今作のビジュアルは『サザエさん』を連想させられたが、広瀬が着ると清楚で可愛らしく、魅力が増して見えるから不思議だ。クラシカルな装いと現代的な美貌の融合が観客の心をつかみ、数少ない“銀幕女優”としての資質を持っているように映る。民放ドラマではその繊細な芝居が過剰な演出の中で埋もれがちだが、映画では彼女の表情や沈黙が物語に深みを与え、作品全体の格を一段引き上げているのは間違いない。
また、彼女が所属するフォスター・プラスは新人発掘にも積極的で、2025年には「銀幕スター特別オーディション」を開催し、映画界で活躍する次世代俳優の育成に力を入れている。映画スターを明確に育てようとするこの方針は、テレビ露出よりも映画出演を主戦場に置く広瀬のキャリア形成と一致しており、事務所が一貫して“銀幕女優”としての立ち位置を意識していることがうかがえる。

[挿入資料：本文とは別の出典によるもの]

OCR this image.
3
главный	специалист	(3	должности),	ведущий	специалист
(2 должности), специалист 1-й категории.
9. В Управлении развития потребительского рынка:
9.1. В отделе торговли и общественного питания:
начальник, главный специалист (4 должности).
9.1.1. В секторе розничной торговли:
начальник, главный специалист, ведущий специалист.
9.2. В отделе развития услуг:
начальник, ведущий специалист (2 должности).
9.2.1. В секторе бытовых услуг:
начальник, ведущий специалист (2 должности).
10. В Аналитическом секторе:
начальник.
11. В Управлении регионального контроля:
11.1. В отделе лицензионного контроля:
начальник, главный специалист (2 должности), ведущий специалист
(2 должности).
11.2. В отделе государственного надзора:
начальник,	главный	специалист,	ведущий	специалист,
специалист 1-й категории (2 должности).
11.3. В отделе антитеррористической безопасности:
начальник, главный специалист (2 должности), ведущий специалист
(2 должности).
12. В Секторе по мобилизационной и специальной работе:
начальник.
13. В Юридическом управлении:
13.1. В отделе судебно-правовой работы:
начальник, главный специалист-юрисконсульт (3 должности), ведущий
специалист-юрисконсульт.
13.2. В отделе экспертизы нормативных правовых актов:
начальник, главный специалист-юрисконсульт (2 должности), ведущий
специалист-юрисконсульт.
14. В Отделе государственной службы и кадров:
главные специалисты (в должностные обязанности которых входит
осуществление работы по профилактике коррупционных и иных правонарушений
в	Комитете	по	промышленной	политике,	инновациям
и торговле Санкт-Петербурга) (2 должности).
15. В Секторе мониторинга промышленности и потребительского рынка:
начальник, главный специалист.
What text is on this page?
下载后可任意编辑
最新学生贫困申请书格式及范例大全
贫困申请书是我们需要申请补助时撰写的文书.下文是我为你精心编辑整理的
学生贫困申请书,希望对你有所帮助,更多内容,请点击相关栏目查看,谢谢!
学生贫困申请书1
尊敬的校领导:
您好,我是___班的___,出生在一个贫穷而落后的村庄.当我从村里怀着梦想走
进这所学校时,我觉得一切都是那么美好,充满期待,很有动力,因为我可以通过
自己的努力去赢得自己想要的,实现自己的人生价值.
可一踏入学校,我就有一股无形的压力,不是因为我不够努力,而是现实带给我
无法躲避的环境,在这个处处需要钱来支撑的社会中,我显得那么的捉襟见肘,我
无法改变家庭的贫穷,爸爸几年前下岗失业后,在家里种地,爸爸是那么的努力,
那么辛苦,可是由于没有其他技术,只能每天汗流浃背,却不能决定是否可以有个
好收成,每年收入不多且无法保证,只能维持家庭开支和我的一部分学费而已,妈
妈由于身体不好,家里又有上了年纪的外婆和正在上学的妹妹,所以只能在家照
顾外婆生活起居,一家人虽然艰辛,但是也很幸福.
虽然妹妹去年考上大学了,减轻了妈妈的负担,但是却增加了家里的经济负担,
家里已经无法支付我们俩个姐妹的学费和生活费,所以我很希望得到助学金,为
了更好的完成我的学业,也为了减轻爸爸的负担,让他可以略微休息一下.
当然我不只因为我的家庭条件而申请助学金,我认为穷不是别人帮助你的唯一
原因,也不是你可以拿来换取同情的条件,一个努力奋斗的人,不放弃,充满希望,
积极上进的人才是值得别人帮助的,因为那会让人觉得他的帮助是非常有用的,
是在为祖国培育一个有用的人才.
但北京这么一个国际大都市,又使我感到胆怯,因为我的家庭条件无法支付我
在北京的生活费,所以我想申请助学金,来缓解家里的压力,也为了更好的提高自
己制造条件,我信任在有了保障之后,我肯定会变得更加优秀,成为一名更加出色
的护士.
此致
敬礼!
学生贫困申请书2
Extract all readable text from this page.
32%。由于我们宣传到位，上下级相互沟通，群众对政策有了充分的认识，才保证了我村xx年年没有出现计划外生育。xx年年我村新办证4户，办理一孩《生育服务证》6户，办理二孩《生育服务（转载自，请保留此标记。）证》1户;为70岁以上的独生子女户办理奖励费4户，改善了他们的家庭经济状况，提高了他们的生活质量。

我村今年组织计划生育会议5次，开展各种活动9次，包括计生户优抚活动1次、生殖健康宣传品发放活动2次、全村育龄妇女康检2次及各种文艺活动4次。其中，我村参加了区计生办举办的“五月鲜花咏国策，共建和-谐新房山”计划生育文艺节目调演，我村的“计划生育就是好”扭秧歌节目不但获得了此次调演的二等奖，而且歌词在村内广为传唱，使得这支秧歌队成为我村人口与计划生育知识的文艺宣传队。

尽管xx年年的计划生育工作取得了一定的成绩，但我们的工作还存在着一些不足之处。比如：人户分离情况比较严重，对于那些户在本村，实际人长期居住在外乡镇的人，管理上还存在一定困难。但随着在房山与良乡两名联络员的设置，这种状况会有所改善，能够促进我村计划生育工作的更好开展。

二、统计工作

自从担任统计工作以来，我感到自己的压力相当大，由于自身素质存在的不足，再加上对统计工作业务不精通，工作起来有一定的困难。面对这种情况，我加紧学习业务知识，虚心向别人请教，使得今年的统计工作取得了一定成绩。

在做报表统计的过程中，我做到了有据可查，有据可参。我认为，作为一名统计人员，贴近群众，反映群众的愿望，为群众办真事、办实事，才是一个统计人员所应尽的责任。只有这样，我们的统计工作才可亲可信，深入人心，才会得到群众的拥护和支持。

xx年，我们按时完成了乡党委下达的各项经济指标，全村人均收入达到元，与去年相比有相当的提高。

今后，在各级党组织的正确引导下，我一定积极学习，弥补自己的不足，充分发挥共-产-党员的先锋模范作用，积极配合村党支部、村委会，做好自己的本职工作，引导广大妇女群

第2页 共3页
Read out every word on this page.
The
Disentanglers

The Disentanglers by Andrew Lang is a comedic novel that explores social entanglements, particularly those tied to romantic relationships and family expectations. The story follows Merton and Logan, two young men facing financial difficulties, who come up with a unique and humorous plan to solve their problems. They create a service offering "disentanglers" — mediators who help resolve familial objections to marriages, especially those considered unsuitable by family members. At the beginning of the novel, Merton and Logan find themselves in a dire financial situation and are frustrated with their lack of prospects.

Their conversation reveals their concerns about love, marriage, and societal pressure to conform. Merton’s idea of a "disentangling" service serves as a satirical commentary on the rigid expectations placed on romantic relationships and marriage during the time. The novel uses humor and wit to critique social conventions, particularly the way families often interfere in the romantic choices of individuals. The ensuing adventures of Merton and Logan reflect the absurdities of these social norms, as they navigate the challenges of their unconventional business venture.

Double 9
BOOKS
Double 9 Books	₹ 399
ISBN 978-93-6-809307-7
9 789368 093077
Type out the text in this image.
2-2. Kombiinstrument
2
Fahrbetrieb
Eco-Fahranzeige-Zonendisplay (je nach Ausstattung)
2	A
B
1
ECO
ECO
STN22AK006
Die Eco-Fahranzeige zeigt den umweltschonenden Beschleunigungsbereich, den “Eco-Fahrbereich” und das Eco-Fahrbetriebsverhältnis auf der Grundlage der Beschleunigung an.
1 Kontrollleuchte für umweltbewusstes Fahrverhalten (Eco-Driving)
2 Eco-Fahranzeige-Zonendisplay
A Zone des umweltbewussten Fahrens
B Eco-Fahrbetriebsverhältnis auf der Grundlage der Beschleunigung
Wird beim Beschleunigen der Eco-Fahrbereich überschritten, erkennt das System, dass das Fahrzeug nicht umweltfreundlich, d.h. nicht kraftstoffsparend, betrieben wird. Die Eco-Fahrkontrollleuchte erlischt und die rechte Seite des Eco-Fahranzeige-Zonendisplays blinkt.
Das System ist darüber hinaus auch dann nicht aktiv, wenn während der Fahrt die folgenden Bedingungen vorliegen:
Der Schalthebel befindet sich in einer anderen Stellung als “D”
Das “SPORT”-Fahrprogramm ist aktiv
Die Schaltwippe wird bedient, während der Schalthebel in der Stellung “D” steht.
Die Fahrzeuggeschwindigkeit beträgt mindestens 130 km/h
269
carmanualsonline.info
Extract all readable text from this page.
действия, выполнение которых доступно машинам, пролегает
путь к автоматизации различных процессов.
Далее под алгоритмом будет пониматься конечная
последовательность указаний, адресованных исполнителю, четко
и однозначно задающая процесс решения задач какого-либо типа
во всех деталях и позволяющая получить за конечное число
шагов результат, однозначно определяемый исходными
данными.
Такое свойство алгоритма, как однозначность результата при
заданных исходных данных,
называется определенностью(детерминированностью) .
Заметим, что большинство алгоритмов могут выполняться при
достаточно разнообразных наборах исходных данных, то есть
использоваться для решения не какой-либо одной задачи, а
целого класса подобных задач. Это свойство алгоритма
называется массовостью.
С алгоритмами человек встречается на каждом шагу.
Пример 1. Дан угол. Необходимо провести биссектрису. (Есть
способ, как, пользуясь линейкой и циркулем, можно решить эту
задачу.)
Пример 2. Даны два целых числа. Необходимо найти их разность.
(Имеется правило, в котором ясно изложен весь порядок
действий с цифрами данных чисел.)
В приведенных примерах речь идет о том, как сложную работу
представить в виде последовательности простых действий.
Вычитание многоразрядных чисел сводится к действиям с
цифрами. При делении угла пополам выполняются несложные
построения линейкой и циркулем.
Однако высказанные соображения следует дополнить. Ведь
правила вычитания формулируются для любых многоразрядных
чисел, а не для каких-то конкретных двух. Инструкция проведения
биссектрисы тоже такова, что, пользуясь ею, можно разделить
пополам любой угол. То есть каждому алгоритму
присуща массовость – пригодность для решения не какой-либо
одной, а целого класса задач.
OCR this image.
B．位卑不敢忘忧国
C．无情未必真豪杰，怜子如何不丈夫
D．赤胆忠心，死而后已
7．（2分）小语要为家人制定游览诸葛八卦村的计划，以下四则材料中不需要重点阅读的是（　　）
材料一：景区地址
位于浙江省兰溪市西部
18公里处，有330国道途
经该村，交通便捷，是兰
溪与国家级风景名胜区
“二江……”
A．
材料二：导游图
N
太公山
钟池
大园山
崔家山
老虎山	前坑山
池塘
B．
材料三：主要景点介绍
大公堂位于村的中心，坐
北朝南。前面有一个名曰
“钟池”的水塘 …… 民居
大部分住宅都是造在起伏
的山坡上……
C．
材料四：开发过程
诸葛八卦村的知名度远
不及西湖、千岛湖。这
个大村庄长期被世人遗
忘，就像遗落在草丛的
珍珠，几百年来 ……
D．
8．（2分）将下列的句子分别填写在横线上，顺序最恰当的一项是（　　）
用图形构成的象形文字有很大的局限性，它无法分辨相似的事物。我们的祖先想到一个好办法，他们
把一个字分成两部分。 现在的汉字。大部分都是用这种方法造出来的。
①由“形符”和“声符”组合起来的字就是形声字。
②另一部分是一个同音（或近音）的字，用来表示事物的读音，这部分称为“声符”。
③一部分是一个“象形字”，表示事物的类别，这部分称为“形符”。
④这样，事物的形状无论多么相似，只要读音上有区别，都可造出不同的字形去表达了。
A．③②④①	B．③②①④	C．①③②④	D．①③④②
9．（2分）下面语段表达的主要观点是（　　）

映画レビューでも、「広瀬演じる悦子は、過去の痛みと向き合う強さと脆さが同時に表現されており心に残った」「二階堂ふみとの緊張感ある共演が素晴らしく、二人の関係性に引き込まれた」「石川監督の演出が繊細で、広瀬さんの演技を最大限に引き出している」「戦後の長崎の情景描写が美しく、広瀬すずのレトロな装いが物語に説得力を与えている」といった声が飛び交い、本作に対する好意的な声が多い。
昭和の時代には吉永小百合をはじめ、「銀幕女優」と呼ばれた名優がスクリーンを彩った。薬師丸ひろ子が“最後の映画女優”などと呼ばれているが、広瀬もその系譜に名を連ねていきそうだ。